8.3.4. Spectral FittingΒΆ

To infer relevant physical parameters from observed X-ray spectra, physical models are needed. The models need to calculate the expected X-ray spectrum based on physical parameters, like the electron temperature, emission measure and density distributions, ion and elemental abundances, mass motions, and the nature of the ambient radiation field. Unfortunately, the physical models cannot be compared directly to the measured spectra, because the instruments used to obtain the spectra change the spectrum for example by adding background components (instrument noise), change the continuum shape due to the sensitivity of the mirror (effective area), and blur spectral lines due to the instruments spectral resolution.

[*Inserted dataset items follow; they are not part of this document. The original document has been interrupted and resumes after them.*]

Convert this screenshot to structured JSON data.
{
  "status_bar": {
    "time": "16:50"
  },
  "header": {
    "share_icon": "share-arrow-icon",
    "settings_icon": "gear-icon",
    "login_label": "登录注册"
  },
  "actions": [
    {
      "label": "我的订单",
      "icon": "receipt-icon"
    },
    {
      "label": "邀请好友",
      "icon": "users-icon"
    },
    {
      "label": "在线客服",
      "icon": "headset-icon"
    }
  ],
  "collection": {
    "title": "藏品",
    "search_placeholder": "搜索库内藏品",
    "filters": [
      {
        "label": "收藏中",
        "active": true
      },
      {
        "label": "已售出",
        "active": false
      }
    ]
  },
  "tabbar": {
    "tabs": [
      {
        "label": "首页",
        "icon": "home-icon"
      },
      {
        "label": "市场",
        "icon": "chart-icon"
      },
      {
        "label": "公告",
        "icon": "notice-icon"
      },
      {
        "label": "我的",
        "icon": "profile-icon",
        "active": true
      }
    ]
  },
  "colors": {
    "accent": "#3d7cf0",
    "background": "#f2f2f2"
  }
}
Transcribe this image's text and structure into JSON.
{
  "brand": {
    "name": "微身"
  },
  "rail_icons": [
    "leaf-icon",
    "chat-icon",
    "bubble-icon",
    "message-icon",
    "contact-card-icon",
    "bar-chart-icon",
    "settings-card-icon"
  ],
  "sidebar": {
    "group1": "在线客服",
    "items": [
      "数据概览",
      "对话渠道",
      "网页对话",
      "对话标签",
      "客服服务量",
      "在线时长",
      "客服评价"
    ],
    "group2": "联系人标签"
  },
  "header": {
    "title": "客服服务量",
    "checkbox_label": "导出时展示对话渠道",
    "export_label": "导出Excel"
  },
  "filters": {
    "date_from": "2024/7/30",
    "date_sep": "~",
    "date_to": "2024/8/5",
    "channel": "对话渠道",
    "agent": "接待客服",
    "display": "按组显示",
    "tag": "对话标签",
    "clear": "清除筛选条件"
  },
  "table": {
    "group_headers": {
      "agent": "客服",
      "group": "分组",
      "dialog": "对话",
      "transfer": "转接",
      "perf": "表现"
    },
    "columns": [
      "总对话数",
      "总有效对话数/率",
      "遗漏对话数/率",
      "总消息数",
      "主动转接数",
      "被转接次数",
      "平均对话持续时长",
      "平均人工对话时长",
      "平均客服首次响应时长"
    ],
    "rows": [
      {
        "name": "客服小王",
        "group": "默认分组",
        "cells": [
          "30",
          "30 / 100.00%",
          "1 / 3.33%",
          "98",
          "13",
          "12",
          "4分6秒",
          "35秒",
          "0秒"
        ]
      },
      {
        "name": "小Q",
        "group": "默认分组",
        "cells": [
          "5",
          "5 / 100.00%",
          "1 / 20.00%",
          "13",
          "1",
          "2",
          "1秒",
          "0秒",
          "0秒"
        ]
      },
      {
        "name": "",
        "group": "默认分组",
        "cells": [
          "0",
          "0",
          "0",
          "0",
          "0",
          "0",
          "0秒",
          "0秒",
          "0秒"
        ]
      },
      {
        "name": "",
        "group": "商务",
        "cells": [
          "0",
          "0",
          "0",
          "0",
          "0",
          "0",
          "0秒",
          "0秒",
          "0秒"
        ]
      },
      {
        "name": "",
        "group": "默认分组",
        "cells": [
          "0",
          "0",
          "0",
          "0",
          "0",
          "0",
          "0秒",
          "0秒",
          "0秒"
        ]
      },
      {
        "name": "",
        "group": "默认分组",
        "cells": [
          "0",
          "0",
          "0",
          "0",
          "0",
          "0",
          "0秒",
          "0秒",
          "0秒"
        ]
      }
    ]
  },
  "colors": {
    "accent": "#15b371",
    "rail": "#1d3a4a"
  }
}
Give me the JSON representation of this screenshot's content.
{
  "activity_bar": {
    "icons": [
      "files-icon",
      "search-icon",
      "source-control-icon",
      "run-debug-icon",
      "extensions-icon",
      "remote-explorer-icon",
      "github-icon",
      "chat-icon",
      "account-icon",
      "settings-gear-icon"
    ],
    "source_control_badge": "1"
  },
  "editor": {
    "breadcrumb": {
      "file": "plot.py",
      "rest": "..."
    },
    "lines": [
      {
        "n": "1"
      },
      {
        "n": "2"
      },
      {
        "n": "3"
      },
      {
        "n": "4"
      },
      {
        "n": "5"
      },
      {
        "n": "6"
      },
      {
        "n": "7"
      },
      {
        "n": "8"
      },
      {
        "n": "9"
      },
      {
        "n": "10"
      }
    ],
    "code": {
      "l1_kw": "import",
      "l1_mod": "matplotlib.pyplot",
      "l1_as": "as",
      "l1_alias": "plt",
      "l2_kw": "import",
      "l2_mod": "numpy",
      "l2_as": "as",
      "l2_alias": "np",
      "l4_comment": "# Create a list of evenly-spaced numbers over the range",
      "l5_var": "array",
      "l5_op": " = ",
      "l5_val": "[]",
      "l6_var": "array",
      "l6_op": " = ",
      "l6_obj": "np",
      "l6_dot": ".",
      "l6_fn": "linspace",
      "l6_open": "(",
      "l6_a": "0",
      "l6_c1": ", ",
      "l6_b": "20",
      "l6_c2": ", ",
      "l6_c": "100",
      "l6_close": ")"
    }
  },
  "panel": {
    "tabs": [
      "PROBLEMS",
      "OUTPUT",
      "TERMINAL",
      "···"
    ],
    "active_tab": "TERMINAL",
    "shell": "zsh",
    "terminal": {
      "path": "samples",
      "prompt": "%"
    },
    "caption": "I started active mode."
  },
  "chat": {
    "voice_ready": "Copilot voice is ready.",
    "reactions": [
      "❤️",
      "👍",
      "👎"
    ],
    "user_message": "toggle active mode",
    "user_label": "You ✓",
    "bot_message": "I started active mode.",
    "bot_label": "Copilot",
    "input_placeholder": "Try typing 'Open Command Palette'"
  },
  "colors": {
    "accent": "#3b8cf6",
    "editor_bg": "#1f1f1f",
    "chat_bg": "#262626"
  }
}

To take these instrumental components into account, the usual procedure is to apply a forward modelling technique by convolving theoretical model spectra with the instrumental response and to vary the model parameters in order to optimize the fit of the model to the observational data. A common approach is to consider first a simplified plasma model for the X-ray source, neglecting much of the complexity of the temperature and density structure and of the effects of opacity, and to synthesize such models into successively more sophisticated approximations of the source model.

Processing Flow Diagram for Spectral Modelling of optically thin plasmas (from Mewe 1992).

In Figure 1 we give in a processing flow diagram schematically the process of spectral modelling for the case of optically thin coronal plasmas. The synthetic spectra program is fed with input parameters from the spectral model (atomic data for ionization and line and continuum excitation), the instrumental model, and from the assumed plasma model for the source. The synthetic spectra code generates spectra which can be compared to the observations and tested by means of statistical fitting procedures.